Terkadang Imam Ahmad marah dan dengan nada tinggi beliau berucap sebagai teguran keras kepada para penggembos dakwah, "Mereka itulah orang yang pertama kali membuat fitnah ini. Mereka itulah orang yang paling bertanggung jawab terhadap fitnah ini."
Lihatlah, kawan, al-Ma'mun sangat bersalah. Ibnu Abi Duad pun sangat bertanggung jawab atas fitnah ini. Namun Imam Ahmad mengatakan yang paling bertanggung jawab atas fitnah ini adalah para ulama yang tidak mau membantu sunnah, padahal sunnah sangat butuh pertolongan.
Pernah Imam Yahya bin Ma'in —dan beliau adalah salah seorang ulama' yang terpaksa menjawab ajakan al-Ma'mun— datang menjenguk Imam Ahmad di saat beliau akan meninggal dunia.
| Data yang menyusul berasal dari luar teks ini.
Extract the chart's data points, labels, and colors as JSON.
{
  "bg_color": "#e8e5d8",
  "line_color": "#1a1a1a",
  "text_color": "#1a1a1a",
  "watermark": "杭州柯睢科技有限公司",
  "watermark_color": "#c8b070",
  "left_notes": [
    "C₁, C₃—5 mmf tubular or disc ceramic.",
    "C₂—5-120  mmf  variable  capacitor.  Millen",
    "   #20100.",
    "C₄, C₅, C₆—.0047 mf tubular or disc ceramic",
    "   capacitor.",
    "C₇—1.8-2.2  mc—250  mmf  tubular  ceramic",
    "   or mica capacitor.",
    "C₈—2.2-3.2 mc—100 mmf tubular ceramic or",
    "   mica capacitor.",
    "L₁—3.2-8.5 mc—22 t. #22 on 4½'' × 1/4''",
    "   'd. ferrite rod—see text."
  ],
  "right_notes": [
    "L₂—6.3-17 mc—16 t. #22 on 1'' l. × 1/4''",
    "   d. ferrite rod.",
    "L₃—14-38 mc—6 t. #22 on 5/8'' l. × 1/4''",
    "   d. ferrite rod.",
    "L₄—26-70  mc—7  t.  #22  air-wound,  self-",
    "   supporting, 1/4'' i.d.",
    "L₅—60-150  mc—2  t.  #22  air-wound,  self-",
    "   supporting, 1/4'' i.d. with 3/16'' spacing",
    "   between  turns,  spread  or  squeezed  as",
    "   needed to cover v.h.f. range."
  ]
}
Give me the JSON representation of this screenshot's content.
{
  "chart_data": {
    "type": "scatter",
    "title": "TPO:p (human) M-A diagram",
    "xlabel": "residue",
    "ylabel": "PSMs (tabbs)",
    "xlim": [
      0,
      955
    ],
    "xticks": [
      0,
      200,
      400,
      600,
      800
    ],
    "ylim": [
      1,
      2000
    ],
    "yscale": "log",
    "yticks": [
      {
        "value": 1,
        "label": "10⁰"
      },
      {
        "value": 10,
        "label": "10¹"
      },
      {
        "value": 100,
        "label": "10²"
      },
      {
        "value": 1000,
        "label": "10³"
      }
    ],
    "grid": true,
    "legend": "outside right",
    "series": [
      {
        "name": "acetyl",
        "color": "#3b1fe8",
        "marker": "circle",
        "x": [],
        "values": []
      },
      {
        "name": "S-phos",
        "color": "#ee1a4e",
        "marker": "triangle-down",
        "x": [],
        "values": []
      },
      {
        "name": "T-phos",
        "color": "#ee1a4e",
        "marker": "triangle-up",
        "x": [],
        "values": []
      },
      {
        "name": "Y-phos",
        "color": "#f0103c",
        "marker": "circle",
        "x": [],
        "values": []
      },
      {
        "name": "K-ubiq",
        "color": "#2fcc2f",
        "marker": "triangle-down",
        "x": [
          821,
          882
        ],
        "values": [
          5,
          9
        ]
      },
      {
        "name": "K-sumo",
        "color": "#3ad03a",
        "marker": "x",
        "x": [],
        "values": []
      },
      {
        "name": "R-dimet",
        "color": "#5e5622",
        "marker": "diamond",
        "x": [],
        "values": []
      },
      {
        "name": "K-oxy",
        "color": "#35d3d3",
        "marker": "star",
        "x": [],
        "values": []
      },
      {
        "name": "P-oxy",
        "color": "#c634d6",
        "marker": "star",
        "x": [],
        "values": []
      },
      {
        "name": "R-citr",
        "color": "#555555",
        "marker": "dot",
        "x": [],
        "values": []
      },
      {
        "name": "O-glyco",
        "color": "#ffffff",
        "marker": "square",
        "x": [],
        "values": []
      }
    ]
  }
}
Imam Yahya memberi salam kepada beliau. Namun beliau tidak mau menjawab salamnya. Diulangi lagi oleh Imam Yahya, namun tetap Imam Ahmad tidak mau menjawab salam beliau. Kawan, tahukah engkau, Imam Ahmad telah bersumpah tidak mau berbicara kepada para ulama' yang menjawab ajakan al-Ma'mun walaupun dengan alasan terpaksa. Sebagai teguran keras kepada mereka dan pembelajaran bagi mereka. Tentu juga untuk kita semua. Imam Yahya berusaha berkali-kali meminta maaf kepada Imam Ahmad. Tetap saja Imam Ahmad tidak mau berbicara kepadanya.
Begitulah, kawan. Pelajaran sangat berharga dari Imam Ahmad yang mengajarkan kepada kita arti pentingnya memperjuangkan sunnah. Jangan pernah sekali-kali kita merasa lemah menolong sunnah karena takut dengan kekuatan musuh. Atau jangan sekali-kali kita mundur menolong sunnah karena bermuka manis di hadapan musuh. Hadapilah. Dan ketahuilah, semakin engkau berusaha memperjuangkan sunnah, cobaan dan ujian juga akan semakin berat. Dan itu sudah ketetapan dari Allah. Itulah jalan menuju ke Jannah. Penuh tantangan dan rintangan. Akan tetapi Allah akan membantu orang-orang yang mau memperjuangkan sunnah. Dan barangsiapa yang Allah telah bersamanya, kepada siapa dia akan takut!?
Tahan! Tahan air matamu karena jalan masih panjang
Jangan kau biarkan air mata mulia mengalir
Diawal jalan, memang terasa berat
Hatimu bergumam, "apa yang akan terjadi padaku?"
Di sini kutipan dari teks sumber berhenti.